Le sport, le football notamment, regroupe des disciplines qui demandent à être valorisées en commençant par mettre l’accent sur la formation pour éviter les improvisations. Aux États-Unis par exemple, les universités et autres grandes écoles constituent des viviers qui fournissent en athlètes de toutes catégories les « teams » désirant s’investir dans les diverses compétitions. Au Gabon dans les années d’après l’indépendance, le sport scolaire et universitaire jouait un rôle de premier plan dans la détection des talents qui profitait inéluctablement aux différents clubs engagés dans le championnat national et en sélection. Il y avait en amont des politiques de formation adéquates qui suscitaient l’engouement d’un public abonné au stade pour encourager chaque fois qu’il était sollicité les acteurs qui méritaient bien des ovations. De nos jours, les choses ont presque fondamentalement changé non pas seulement parce qu’un bémol a été mis sur la formation à proprement parler, mais aussi parce qu’à l’instar des autres sélections nationales, celle du Gabon juge facile de faire appel à des joueurs évoluant à l’étranger qui ne bénéficient le plus souvent que d’un chèque en blanc pour être intégrés dans les Panthères.
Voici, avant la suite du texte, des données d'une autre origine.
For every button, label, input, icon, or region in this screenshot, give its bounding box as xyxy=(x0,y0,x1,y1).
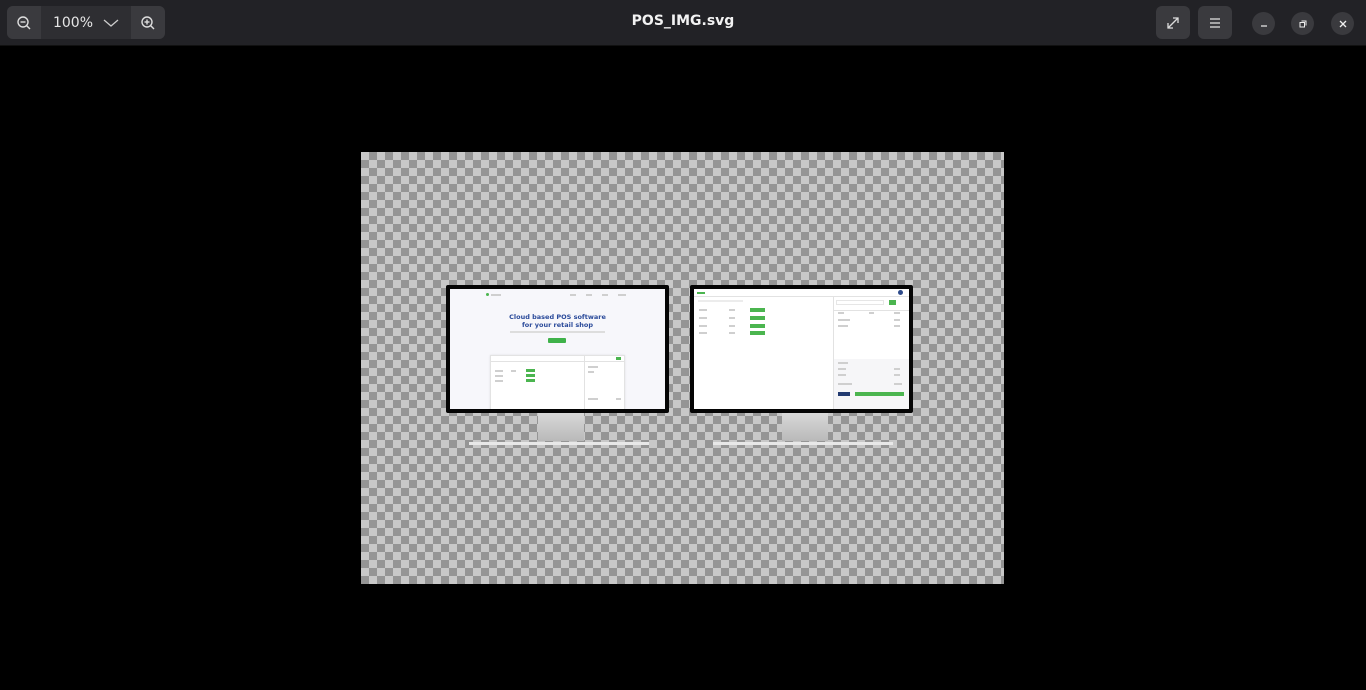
zoom-level-dropdown[interactable]: 100% xyxy=(41,6,131,39)
cart-header xyxy=(838,312,844,314)
nav-item xyxy=(586,294,592,296)
preview-button xyxy=(526,374,535,377)
product-row xyxy=(729,309,735,311)
nav-item xyxy=(602,294,608,296)
hero-title-line1: Cloud based POS software xyxy=(509,313,606,321)
divider xyxy=(491,361,624,362)
main-menu-button[interactable] xyxy=(1198,6,1232,39)
preview-row xyxy=(495,380,503,382)
minimize-icon xyxy=(1260,24,1267,27)
close-icon xyxy=(1339,20,1346,27)
product-row xyxy=(729,325,735,327)
chevron-down-icon xyxy=(103,19,119,27)
totals-row xyxy=(894,383,902,385)
add-product-button xyxy=(750,331,765,335)
cart-row xyxy=(894,319,900,321)
preview-row xyxy=(495,370,503,372)
preview-row xyxy=(616,398,621,400)
preview-button xyxy=(526,369,535,372)
hero-title-line2: for your retail shop xyxy=(521,321,593,329)
left-monitor-screen: Cloud based POS software for your retail… xyxy=(450,289,665,409)
preview-row xyxy=(588,371,594,373)
right-monitor-stand xyxy=(782,413,828,441)
hamburger-menu-icon xyxy=(1210,17,1220,28)
zoom-level-value: 100% xyxy=(52,14,94,31)
app-preview xyxy=(490,355,625,409)
add-product-button xyxy=(750,308,765,312)
fullscreen-button[interactable] xyxy=(1156,6,1190,39)
right-monitor-screen xyxy=(694,289,909,409)
brand-name xyxy=(491,294,501,296)
add-customer-button xyxy=(889,300,896,305)
preview-button xyxy=(526,379,535,382)
restore-button[interactable] xyxy=(1291,12,1314,35)
zoom-controls: 100% xyxy=(7,6,165,39)
totals-row xyxy=(838,362,848,364)
left-monitor-base xyxy=(469,442,649,445)
totals-row xyxy=(894,374,900,376)
left-monitor: Cloud based POS software for your retail… xyxy=(446,285,669,413)
totals-panel xyxy=(834,359,909,409)
product-row xyxy=(699,325,707,327)
totals-row xyxy=(838,368,846,370)
hero-title: Cloud based POS software for your retail… xyxy=(450,313,665,329)
totals-row xyxy=(838,374,846,376)
title-bar: 100% POS_IMG.svg xyxy=(0,0,1366,46)
cancel-order-button xyxy=(838,392,850,396)
cart-row xyxy=(838,319,850,321)
brand-logo xyxy=(697,292,705,294)
product-row xyxy=(729,317,735,319)
checkout-button xyxy=(855,392,904,396)
product-row xyxy=(729,332,735,334)
avatar xyxy=(898,290,903,295)
preview-row xyxy=(588,398,598,400)
add-product-button xyxy=(750,324,765,328)
brand-logo-icon xyxy=(486,293,489,296)
image-viewer-area[interactable]: Cloud based POS software for your retail… xyxy=(0,47,1366,690)
product-row xyxy=(699,332,707,334)
add-product-button xyxy=(750,316,765,320)
cart-row xyxy=(838,325,848,327)
transparent-image-canvas: Cloud based POS software for your retail… xyxy=(361,152,1004,584)
zoom-in-button[interactable] xyxy=(131,6,165,39)
zoom-out-button[interactable] xyxy=(7,6,41,39)
preview-row xyxy=(495,375,503,377)
fullscreen-icon xyxy=(1167,16,1179,29)
left-monitor-stand xyxy=(538,413,584,441)
cart-row xyxy=(894,325,900,327)
preview-row xyxy=(511,370,516,372)
right-monitor-base xyxy=(713,442,893,445)
customer-search-field xyxy=(836,300,884,305)
product-row xyxy=(699,317,707,319)
zoom-in-icon xyxy=(141,15,155,29)
hero-subtitle xyxy=(510,331,605,333)
hero-cta-button xyxy=(548,338,566,343)
minimize-button[interactable] xyxy=(1252,12,1275,35)
search-bar xyxy=(698,300,743,302)
nav-item xyxy=(618,294,626,296)
nav-item xyxy=(570,294,576,296)
zoom-out-icon xyxy=(17,15,31,29)
restore-icon xyxy=(1299,20,1306,27)
cart-header xyxy=(894,312,900,314)
totals-row xyxy=(894,368,900,370)
right-monitor xyxy=(690,285,913,413)
preview-button xyxy=(616,357,621,360)
totals-row xyxy=(838,383,852,385)
divider xyxy=(584,356,585,409)
cart-header xyxy=(869,312,874,314)
preview-row xyxy=(588,366,598,368)
close-button[interactable] xyxy=(1331,12,1354,35)
divider xyxy=(694,296,909,297)
divider xyxy=(834,310,909,311)
product-row xyxy=(699,309,707,311)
De plus, les périodes de regroupement sont parfois, si ce n’est tout le temps, courtes et ne satisfont pas souvent la constitution de l’homogénéité du groupe, vu que les joueurs convoqués viennent d’horizons divers et ont un rendement souvent mitigé et alors que sur le plan local l’on vit avec amertume l’absence d’une véritable organisation qui aurait été facilitée par le déroulement dans des conditions optimales d’un championnat et la sollicitation des services d’un Directeur technique national (DTN) parmi les compétences dont regorge le pays. Daniel Cousin a-t-on envie de se demander était-il souhaité à la tête de la sélection nationale gabonaise ou y a-t-il atterri simplement pour inaugurer les chrysanthèmes ? Sûr qu’il savait les dés pipés, ce pourquoi il aurait plutôt été raisonnable de saluer sa bravoure et son esprit patriotique qu’il a à plusieurs occasions manifesté lorsqu’il était capitaine des Panthères et était projeté en pointe de son attaque, ce que n’auraient pas daigné faire bien d’autres Gabonais, se sachant victimes d’un manque de considération émanant malheureusement de gens qui ne connaissent pas souvent grand-chose du football, mais qui s’érigent en donneurs de leçons.
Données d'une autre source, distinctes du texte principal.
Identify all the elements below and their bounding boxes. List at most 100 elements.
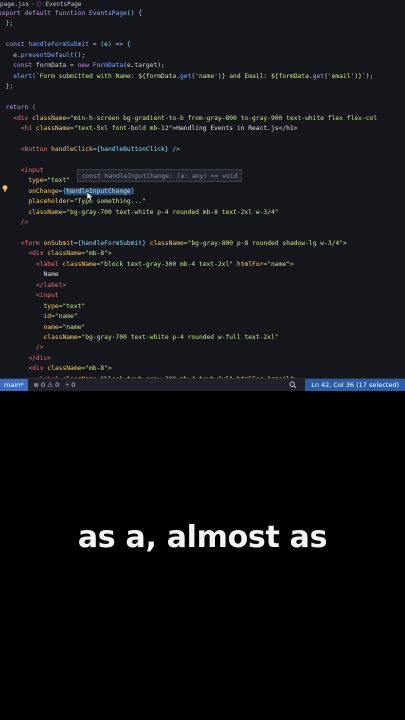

Avec son éviction de la tête de la sélection nationale, la grande préoccupation demeure dans la motivation qui devrait habiter « l’oiseau rare », dont les services seront sollicités pour comme qui dirait oser relever les défis dans une atmosphère teintée de pessimisme du moins tant que les choses ne seraient pas remises dans l’ordre avec la primauté de la parole confiée aux spécialistes de bonne foi qui afficheraient désintéressés. Une bonne dose de courage devrait également être de mise.


Dounguenzolou

Vos commentaires

  • Le 15 avril à 16:20, par Mrlenoir En réponse à : Football/Limogeage de Daniel Cousin : L’arbre qui cache la forêt !

    Bonjour à vous,
    je souhaite revenir sur l’article du fameux limogeage de Daniel Cousin ( ex sélectionneur de l’équipe Nationale Gabonaise. votre article ne semble pas décrire au mieux la véracité des faits concernant son départ. vue que, le contrat signé par le technicien mentionnait clairement les clauses
    qui " disent que si nous ne sommes pas en Egypte 2019, le contrat s’arrête", ce dire le sélectionneur avait pour mission de qualifier l’équipe nationale pour la Can 2019. Mais, chose qui ne fut. à cet effet, on ne parlera pas de limogeage mais simplement d’exécution des clauses du contrat. pour plus d’information lire : l’Union du jeudi 28 Mars 2019 n°12981, page 11, propos recueillis par MM.